Production Manager Ben Raine explained: “They’d suffered plenty of bumps and scrapes along the way but those vehicles lasted brilliantly; in fact, we know the people to whom we sold them and they’re still going well today, despite being nearly 20 years old.
“We’re a non-profit making, charitable organisation so it’s not often that we’re able to make a major outlay like this,” he observed. “It was crucial, therefore, that we invested the money wisely, because these vehicles are going to have to last.
“Our previous experience confirmed that the Mercedes-Benz Sprinter’s reputation for reliability and durability is well founded. The carrying capacity suits us well, while its stability and maximum 7.0-tonne gross train weight mean it’s ideally suited to towing.”
Mr Raine continued: “Given that we’re based in London and publicly funded, it was also important to demonstrate that we were buying environmentally friendly vans which meet the latest emissions standards.
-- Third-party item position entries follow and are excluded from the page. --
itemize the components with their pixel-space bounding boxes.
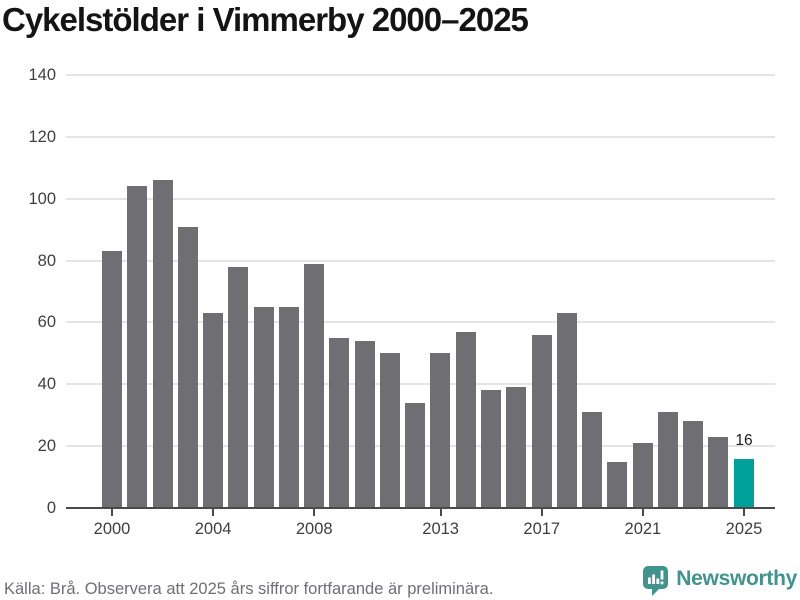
y-tick-label-20: 20 [37,437,56,456]
bar-2016 [506,387,527,508]
bar-2009 [329,337,350,508]
gridline-140 [66,74,775,76]
gridline-40 [66,383,775,386]
x-tick-2013 [439,509,442,516]
x-tick-label-2013: 2013 [422,520,459,538]
bar-2022 [657,412,678,508]
newsworthy-logo[interactable]: Newsworthy [643,566,797,596]
x-tick-2021 [641,509,644,516]
bar-2014 [455,331,476,508]
gridline-80 [66,259,775,262]
x-tick-2008 [313,509,316,516]
bar-2021 [632,443,653,508]
bar-2000 [102,251,122,508]
y-tick-label-100: 100 [28,189,56,208]
bar-2005 [228,266,249,508]
y-tick-label-60: 60 [37,313,56,332]
bar-2011 [379,353,400,508]
x-axis-line [66,507,775,509]
newsworthy-logo-text: Newsworthy [676,567,797,590]
x-tick-2025 [743,509,745,516]
y-tick-label-0: 0 [46,499,56,517]
bar-2003 [177,226,198,508]
x-tick-label-2017: 2017 [523,520,561,538]
x-tick-label-2025: 2025 [725,520,763,538]
bar-2025 [733,458,754,508]
plot-area: 16 [66,74,775,509]
bar-2020 [607,461,628,508]
y-tick-label-120: 120 [28,127,56,146]
x-tick-2017 [540,509,543,516]
bar-2001 [127,186,148,508]
bar-2019 [582,412,603,508]
x-tick-label-2008: 2008 [295,520,333,538]
newsworthy-logo-icon [643,566,669,596]
bar-2024 [708,436,729,508]
bar-2007 [278,306,299,508]
gridline-100 [66,197,775,200]
x-tick-label-2021: 2021 [624,520,662,538]
x-tick-label-2004: 2004 [194,520,232,538]
bar-2013 [430,353,451,508]
bar-value-label: 16 [735,431,753,449]
gridline-120 [66,135,775,138]
bars-row [66,75,775,508]
source-note: Källa: Brå. Observera att 2025 års siffr… [4,580,494,598]
bar-2008 [304,263,325,508]
bar-2023 [683,421,704,508]
x-tick-2000 [111,509,113,516]
bar-2015 [480,390,501,508]
bar-2004 [203,313,224,508]
bar-2010 [354,341,375,508]
gridline-60 [66,321,775,324]
x-tick-2004 [212,509,215,516]
bar-2002 [152,180,173,508]
y-tick-label-140: 140 [28,66,56,84]
bar-2012 [405,402,426,508]
bar-2017 [531,334,552,508]
y-tick-label-40: 40 [37,375,56,394]
x-tick-label-2000: 2000 [93,520,131,538]
bar-2006 [253,306,274,508]
y-tick-label-80: 80 [37,251,56,270]
chart-title: Cykelstölder i Vimmerby 2000–2025 [2,1,529,38]
bar-2018 [556,313,577,508]
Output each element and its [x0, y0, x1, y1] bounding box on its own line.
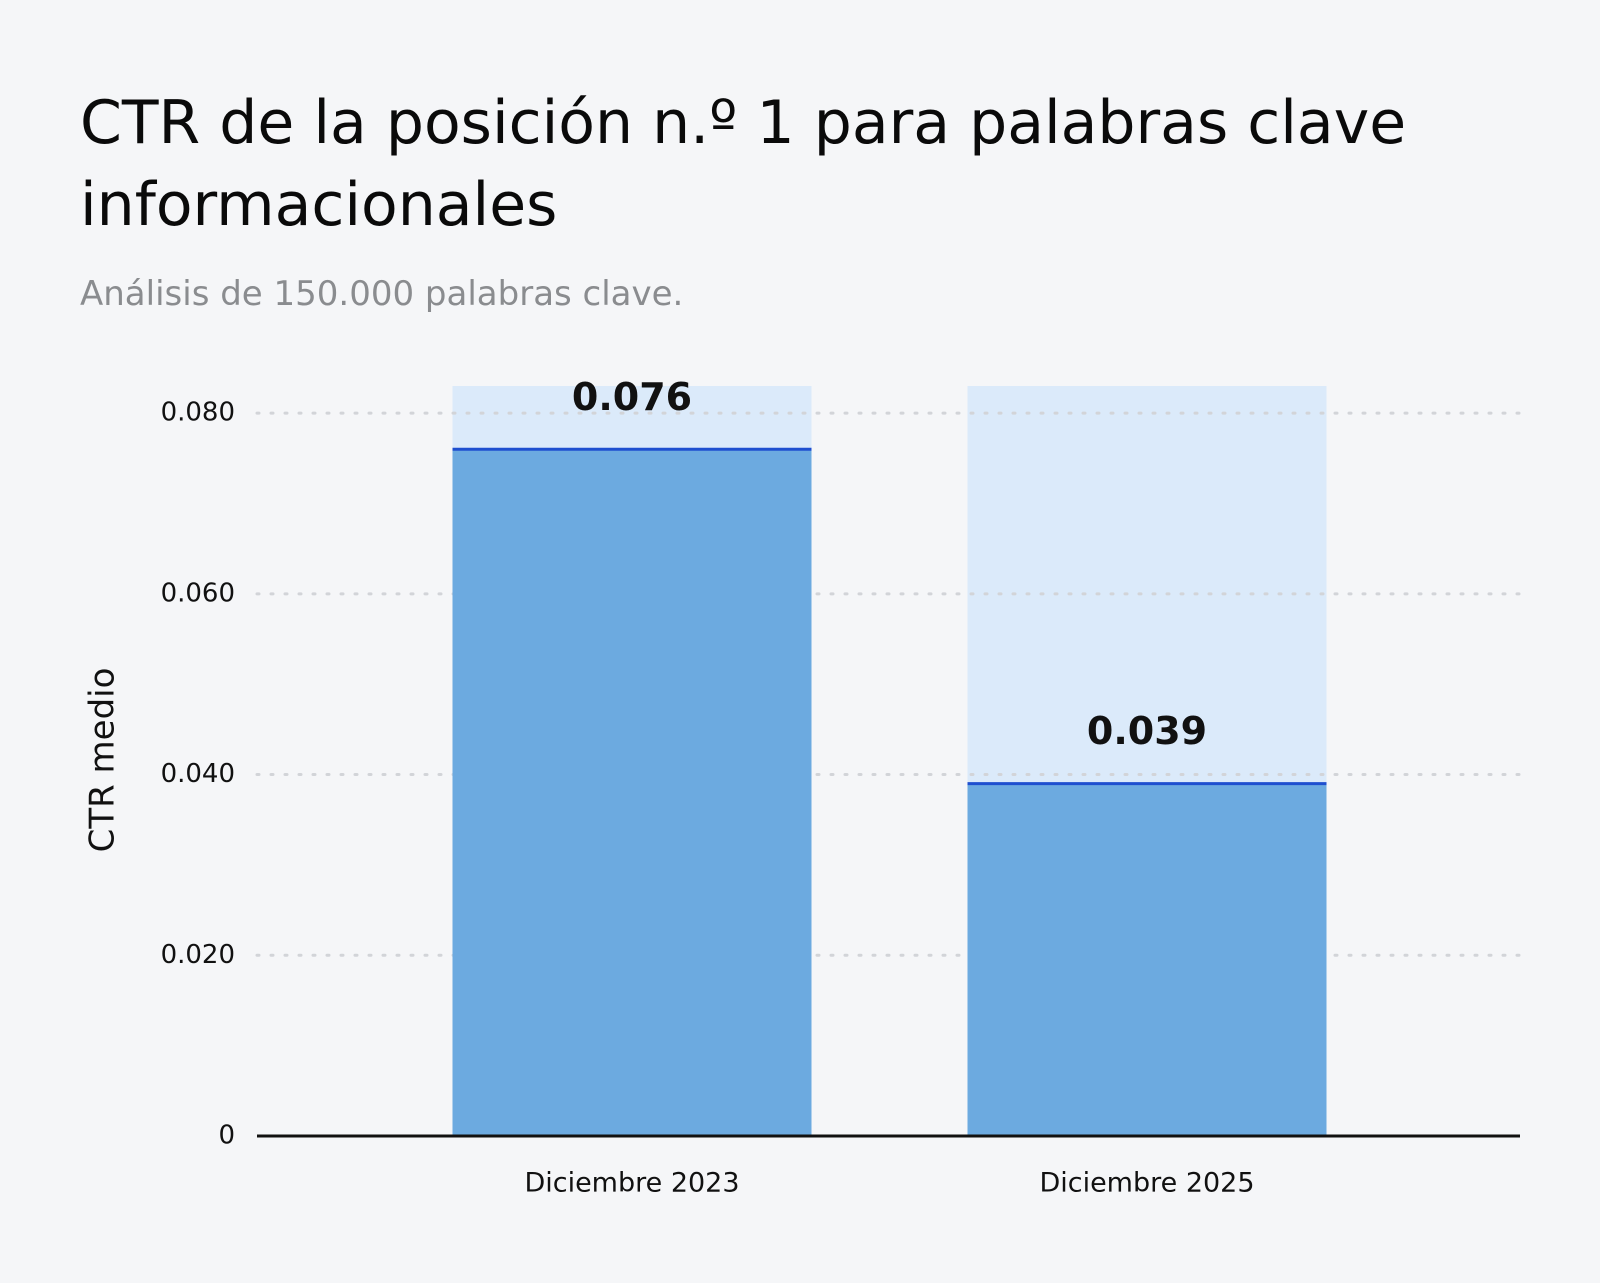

“A professional image is important too, not least because we do a lot of firework shows. We’d stopped taking our previous vehicles to events because they looked so ‘battle-scarred’, and were using rented vans instead. Our new Sprinters, by contrast, look great in our livery and are helping us to create exactly the right impression.”
The order for the two vans was the first won by Sparshatts of Kent van sales executive John Kirrage, following his return to the dealership with which he previously spent six years before leaving in 2003.
“John was great,” added Ben Raine. “He was not at all pushy but spelled out all of the options and met our tight deadline, which mean we were able to take delivery of the vehicles in time to use them for a series of events.”
The Sprinters will be maintained under Service Plans at Sparshatts of Kent’s Dartford workshop. Like all Mercedes-Benz vans, they are backed by three-year, unlimited mileage warranties and MobiloVan cover, which includes free roadside assistance for up to 30 years, provided they continue to be serviced with the manufacturer’s official Dealer Network.
Emergency Exit Arts seeks to “support, devise and produce transformative programmes of creative activity and outdoor events that develop the imagination, confidence and skills of participants and artists in order to delight and surprise audiences.”
Positive impression: Ben Raine says its new Sprinters are helping Emergency Exit Arts to convey a professional image.